Is this problem parallelizable using CUDA?
Is it necessary to know the count of numbers before launching the kernel?
Here is what I do currently:
[codebox]
cudaStub(float* d_pElements)
{
// This uses parallel-scan technique to accumulate sum and count of the elements
launch kernel_SumCount<<<Blocks, Threads>>>(d_pElelements, d_pCountResults, d_pSumResults);
// all result arrays are as long as the number of blocks
// get results from device onto host
cudaMemcpy(h_pCountResults, d_pCountResults);
cudaMemcpy(h_pSumResults, d_pSumResults);
// initialize final count and sum
count = 0;
sum = 0;
// consolidate the results from kernel
for(i = 0; i < Blocks; i++)
{
count += h_pCountResults[i];
sum += h_pSumResults[i];
}
mean = sum / count; // Now I have the mean.
// Now I need to compute the variance. So another scan over the data using kernel similar to first one except it takes the mean as an argument.

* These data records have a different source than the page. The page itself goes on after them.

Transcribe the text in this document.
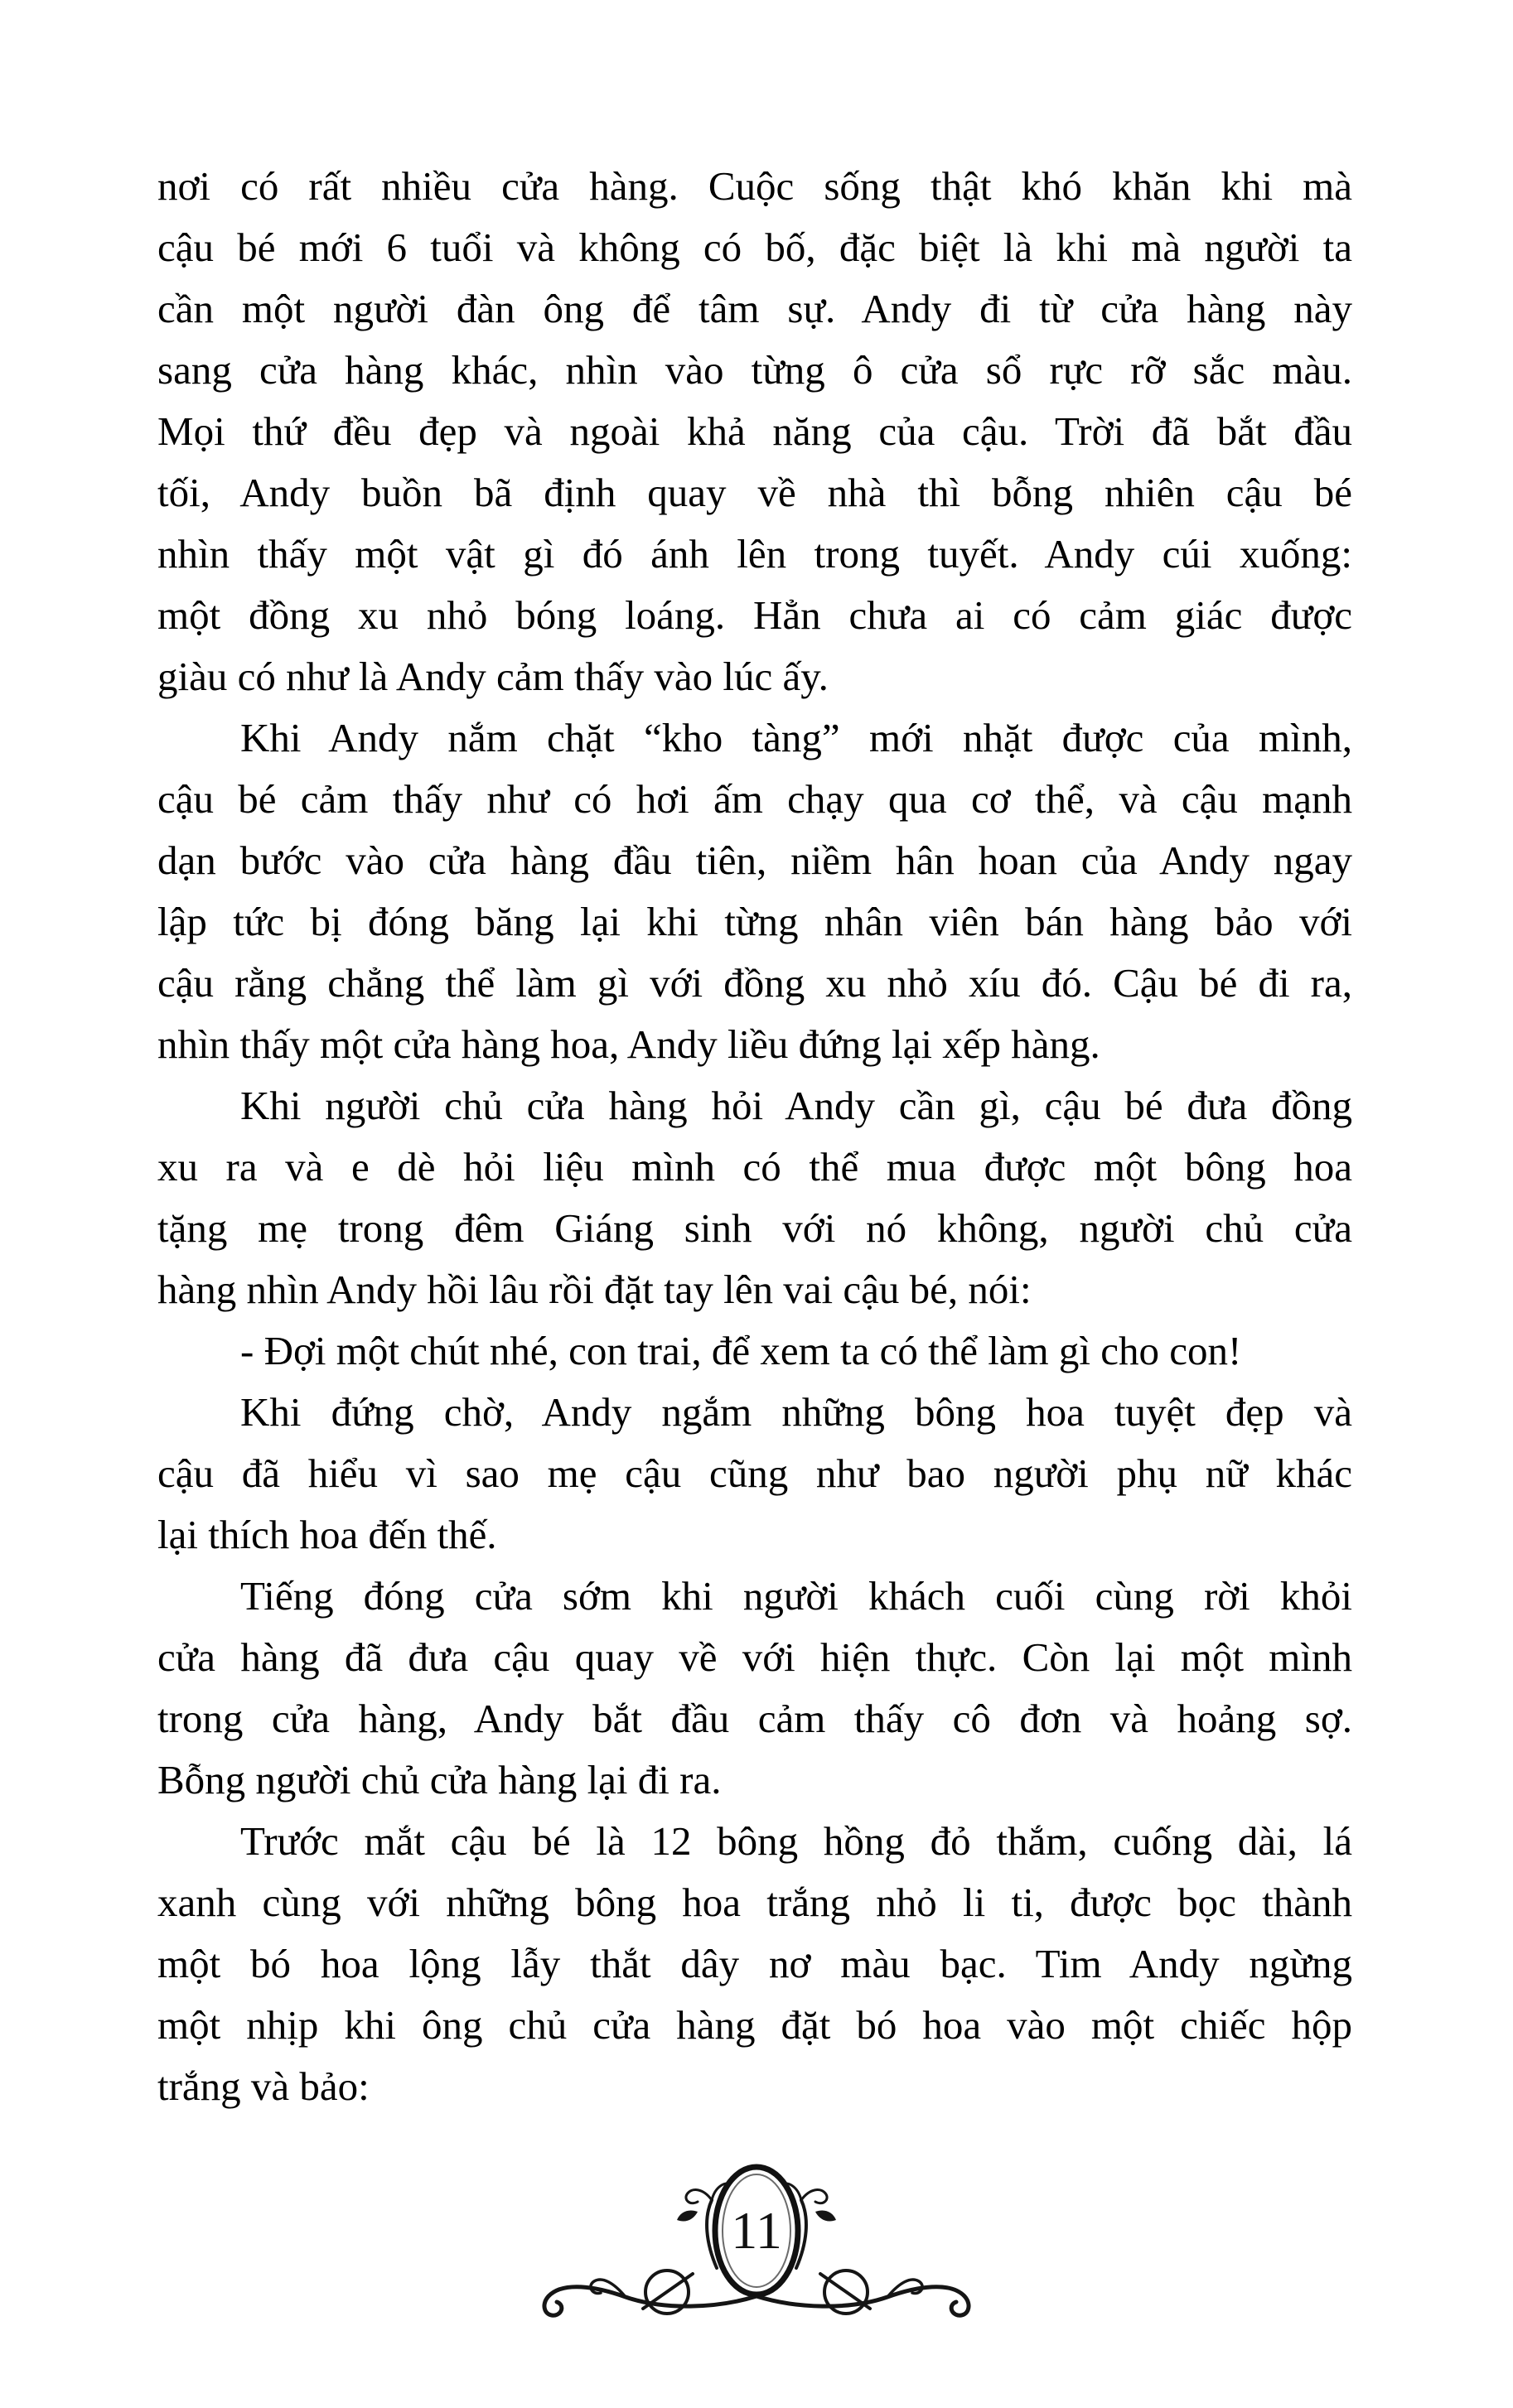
nơi có rất nhiều cửa hàng. Cuộc sống thật khó khăn khi mà
cậu bé mới 6 tuổi và không có bố, đặc biệt là khi mà người ta
cần một người đàn ông để tâm sự. Andy đi từ cửa hàng này
sang cửa hàng khác, nhìn vào từng ô cửa sổ rực rỡ sắc màu.
Mọi thứ đều đẹp và ngoài khả năng của cậu. Trời đã bắt đầu
tối, Andy buồn bã định quay về nhà thì bỗng nhiên cậu bé
nhìn thấy một vật gì đó ánh lên trong tuyết. Andy cúi xuống:
một đồng xu nhỏ bóng loáng. Hẳn chưa ai có cảm giác được
giàu có như là Andy cảm thấy vào lúc ấy.

Khi Andy nắm chặt “kho tàng” mới nhặt được của mình,
cậu bé cảm thấy như có hơi ấm chạy qua cơ thể, và cậu mạnh
dạn bước vào cửa hàng đầu tiên, niềm hân hoan của Andy ngay
lập tức bị đóng băng lại khi từng nhân viên bán hàng bảo với
cậu rằng chẳng thể làm gì với đồng xu nhỏ xíu đó. Cậu bé đi ra,
nhìn thấy một cửa hàng hoa, Andy liều đứng lại xếp hàng.

Khi người chủ cửa hàng hỏi Andy cần gì, cậu bé đưa đồng
xu ra và e dè hỏi liệu mình có thể mua được một bông hoa
tặng mẹ trong đêm Giáng sinh với nó không, người chủ cửa
hàng nhìn Andy hồi lâu rồi đặt tay lên vai cậu bé, nói:

- Đợi một chút nhé, con trai, để xem ta có thể làm gì cho con!

Khi đứng chờ, Andy ngắm những bông hoa tuyệt đẹp và
cậu đã hiểu vì sao mẹ cậu cũng như bao người phụ nữ khác
lại thích hoa đến thế.

Tiếng đóng cửa sớm khi người khách cuối cùng rời khỏi
cửa hàng đã đưa cậu quay về với hiện thực. Còn lại một mình
trong cửa hàng, Andy bắt đầu cảm thấy cô đơn và hoảng sợ.
Bỗng người chủ cửa hàng lại đi ra.

Trước mắt cậu bé là 12 bông hồng đỏ thắm, cuống dài, lá
xanh cùng với những bông hoa trắng nhỏ li ti, được bọc thành
một bó hoa lộng lẫy thắt dây nơ màu bạc. Tim Andy ngừng
một nhịp khi ông chủ cửa hàng đặt bó hoa vào một chiếc hộp
trắng và bảo:

11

launch kernel_Variance(d_pElements, d_pVarianceResults, mean);
// get results
cudaMemcpy(h_pVarianceResults, d_pVarianceResults);
tempVarianceSum = 0;
for(int i = 0; i < Blocks, i++)
{
tempVarianceSum += h_pVarianceResults[i];
}
variance = tempVarianceSum / count;
standardDeviation = squareRoot(variance);
[/codebox]
So in all I made 2 scans over the data plus the two for loops on the host side. For non-trivial datasets with about 3 million elements, each kernel takes about 10 msecs to run.
Is there a better way to compute these statistics?
Is there some existing algorithm in the parallel-computing world that I am not aware of?
I have not come across an existing algorithm yet. If someone knows of an existing technique please give some direction.
Any help would be appreciated. Thanks in anticipation!